German Noodle Pudding
German Noodle Pudding - serves 4
4 tbsp butter, plus extra for greasing
6 ounces ribbon egg noodles
1/2 cup cream cheese
1 cup cottage cheese
1/2 cup superfine sugar
2 eggs, lightly beaten
1/2 cup sour cream
1 tsp vanilla extract
Pinch of ground cinnamon
1 tsp grated lemon rind
1/4 cup slivered almonds
3/8 cup dry white breadcrumbs
sugar, for dusting
Grease an ovenproof dish with butter. Bring a large pan of water to a boil, add the noodles and cook until almost tender. Drain and set aside.

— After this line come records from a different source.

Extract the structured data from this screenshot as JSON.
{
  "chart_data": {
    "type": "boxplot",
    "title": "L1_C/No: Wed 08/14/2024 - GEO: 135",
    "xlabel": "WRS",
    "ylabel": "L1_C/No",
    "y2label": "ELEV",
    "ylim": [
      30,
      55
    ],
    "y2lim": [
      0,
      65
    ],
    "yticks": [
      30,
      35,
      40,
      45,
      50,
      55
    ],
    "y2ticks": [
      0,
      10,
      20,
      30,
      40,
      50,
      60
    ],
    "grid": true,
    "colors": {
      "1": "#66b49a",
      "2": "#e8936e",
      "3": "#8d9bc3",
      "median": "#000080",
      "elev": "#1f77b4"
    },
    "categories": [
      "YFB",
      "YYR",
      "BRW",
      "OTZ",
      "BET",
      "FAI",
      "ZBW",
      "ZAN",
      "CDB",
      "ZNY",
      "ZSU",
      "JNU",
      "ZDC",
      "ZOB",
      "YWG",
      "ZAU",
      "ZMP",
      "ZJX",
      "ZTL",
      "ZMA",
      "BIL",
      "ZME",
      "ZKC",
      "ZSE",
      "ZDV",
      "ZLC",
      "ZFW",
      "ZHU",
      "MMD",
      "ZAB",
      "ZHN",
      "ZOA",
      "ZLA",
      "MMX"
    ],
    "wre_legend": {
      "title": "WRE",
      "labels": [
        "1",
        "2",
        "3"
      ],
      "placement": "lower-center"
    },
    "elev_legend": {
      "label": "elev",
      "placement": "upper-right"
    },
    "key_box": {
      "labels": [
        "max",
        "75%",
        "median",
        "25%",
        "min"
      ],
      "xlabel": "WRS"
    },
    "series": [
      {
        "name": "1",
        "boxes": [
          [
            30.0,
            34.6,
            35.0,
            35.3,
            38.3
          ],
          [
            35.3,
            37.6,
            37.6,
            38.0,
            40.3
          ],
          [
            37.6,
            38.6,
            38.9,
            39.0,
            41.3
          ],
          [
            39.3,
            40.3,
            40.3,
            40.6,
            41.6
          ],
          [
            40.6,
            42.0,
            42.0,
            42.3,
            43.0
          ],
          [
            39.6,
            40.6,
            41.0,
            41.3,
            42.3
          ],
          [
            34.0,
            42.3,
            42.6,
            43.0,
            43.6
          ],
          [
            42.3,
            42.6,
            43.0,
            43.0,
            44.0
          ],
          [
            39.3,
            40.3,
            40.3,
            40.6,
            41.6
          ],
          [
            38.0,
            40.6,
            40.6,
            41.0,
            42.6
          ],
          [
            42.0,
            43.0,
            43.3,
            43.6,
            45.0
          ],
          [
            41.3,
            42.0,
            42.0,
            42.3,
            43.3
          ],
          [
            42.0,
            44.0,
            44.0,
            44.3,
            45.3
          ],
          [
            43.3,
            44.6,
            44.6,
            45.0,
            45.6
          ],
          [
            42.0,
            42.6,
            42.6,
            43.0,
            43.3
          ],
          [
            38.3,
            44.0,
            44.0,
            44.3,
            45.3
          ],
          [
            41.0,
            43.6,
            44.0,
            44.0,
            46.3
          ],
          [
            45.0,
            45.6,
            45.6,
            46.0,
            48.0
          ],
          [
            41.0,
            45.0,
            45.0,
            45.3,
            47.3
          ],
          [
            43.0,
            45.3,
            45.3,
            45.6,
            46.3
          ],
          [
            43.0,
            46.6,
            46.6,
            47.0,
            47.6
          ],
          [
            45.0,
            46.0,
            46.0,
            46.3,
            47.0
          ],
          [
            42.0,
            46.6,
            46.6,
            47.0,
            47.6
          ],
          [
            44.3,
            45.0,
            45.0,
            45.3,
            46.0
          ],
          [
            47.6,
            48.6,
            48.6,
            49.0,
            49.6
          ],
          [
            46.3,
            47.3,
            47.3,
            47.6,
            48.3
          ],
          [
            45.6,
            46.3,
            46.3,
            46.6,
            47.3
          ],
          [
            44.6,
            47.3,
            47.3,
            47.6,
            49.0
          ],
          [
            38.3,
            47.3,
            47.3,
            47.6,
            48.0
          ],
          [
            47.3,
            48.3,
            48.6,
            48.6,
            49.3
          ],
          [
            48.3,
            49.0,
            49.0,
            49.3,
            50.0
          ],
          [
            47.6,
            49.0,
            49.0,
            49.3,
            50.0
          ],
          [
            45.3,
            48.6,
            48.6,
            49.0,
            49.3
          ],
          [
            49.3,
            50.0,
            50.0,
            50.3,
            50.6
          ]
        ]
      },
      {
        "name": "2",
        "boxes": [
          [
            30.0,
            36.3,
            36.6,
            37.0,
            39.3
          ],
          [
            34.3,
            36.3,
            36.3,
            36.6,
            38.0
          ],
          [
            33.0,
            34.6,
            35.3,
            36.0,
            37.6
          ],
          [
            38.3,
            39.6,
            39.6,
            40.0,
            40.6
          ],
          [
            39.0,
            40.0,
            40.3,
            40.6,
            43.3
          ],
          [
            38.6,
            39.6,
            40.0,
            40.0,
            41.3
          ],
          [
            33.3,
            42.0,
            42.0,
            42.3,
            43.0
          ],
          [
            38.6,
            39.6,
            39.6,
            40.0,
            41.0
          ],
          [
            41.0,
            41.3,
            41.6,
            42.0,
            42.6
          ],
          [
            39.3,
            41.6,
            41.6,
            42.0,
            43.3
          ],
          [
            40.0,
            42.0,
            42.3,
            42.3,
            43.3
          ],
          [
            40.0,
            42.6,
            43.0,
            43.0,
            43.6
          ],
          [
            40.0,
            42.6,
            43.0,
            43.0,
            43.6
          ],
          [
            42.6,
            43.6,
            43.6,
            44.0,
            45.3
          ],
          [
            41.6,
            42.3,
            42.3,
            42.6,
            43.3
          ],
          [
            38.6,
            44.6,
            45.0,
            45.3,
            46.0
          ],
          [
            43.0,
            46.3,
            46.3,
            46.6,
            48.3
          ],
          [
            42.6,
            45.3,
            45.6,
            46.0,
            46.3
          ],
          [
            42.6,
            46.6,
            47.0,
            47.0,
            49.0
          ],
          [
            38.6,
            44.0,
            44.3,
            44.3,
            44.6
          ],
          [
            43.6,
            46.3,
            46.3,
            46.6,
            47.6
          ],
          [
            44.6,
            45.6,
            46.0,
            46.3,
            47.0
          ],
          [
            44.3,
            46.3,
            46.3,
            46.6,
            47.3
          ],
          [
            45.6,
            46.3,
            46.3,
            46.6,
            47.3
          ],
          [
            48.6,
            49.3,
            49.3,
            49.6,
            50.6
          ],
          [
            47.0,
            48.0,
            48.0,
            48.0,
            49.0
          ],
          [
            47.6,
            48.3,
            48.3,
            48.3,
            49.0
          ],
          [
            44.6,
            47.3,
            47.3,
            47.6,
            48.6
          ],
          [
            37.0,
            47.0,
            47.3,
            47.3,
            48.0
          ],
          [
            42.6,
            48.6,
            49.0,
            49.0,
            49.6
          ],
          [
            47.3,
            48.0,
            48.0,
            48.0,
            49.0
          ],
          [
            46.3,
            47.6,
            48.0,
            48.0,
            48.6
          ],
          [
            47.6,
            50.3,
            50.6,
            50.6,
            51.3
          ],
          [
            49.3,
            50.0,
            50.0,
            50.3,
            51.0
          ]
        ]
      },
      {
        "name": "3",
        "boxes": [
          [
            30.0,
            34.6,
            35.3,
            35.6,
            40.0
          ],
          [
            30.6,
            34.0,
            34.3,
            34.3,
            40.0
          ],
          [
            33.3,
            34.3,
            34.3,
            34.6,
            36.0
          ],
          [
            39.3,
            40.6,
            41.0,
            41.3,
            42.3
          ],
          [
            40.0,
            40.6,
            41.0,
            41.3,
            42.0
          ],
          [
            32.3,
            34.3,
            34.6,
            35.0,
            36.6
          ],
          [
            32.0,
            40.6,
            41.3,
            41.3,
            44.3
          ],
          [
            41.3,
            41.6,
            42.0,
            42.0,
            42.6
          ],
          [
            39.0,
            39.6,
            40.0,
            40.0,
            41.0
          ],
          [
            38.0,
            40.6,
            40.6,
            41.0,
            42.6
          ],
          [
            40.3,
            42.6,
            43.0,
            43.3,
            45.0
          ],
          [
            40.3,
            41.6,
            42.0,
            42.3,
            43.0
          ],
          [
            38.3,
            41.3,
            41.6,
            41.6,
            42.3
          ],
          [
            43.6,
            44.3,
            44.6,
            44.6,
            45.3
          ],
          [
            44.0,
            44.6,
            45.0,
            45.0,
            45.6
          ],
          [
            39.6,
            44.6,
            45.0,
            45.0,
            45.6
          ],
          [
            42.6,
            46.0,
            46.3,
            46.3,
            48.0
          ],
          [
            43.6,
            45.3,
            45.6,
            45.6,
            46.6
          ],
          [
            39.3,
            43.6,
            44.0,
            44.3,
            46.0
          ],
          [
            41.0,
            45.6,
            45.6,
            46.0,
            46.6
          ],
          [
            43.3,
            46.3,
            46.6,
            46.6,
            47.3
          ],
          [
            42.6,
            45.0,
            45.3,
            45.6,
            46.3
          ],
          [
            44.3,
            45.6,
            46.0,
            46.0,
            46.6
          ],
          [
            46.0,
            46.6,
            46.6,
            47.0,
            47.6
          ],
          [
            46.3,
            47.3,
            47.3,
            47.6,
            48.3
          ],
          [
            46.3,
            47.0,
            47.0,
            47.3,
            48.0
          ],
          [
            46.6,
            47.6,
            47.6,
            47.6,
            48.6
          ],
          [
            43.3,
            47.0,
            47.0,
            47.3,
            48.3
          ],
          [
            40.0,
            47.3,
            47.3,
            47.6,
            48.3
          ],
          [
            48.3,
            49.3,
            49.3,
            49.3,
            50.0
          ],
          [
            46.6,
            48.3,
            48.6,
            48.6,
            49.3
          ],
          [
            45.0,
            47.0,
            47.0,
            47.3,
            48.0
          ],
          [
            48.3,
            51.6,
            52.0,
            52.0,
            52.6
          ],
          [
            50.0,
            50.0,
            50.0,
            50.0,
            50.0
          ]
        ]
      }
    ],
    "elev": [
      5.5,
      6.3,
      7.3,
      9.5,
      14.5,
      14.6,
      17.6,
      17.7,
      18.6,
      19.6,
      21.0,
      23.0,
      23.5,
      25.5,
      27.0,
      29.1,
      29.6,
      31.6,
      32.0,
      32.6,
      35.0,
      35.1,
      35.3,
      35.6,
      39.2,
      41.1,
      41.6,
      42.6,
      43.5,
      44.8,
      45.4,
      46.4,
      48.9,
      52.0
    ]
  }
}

Beat together the cream cheese, cottage cheese, and sugar in a mixing bowl. Beat in the eggs, a little at a time. Stir in the sour cream, vanilla extract, cinnamon, and lemon rind, and fold in the noodles. Transfer the mixture to the prepared dish and smooth the surface.
Melt the butter in a skillet, add the almonds and fry, stirring for about 1 1/2 minutes, until lightly colored. Remove the skillet from the heat and stir the breadcrumbs into the almonds.
Sprinkle the almond and breadcrumb mixture over the pudding and bake in a preheated oven at 350 F for about 40 minutes, until just set. Dust with a little confectioners sugar and serve immediately.
Variation: Although not authentic, you could add 3 tbsp raisins with the lemon rind, if desired.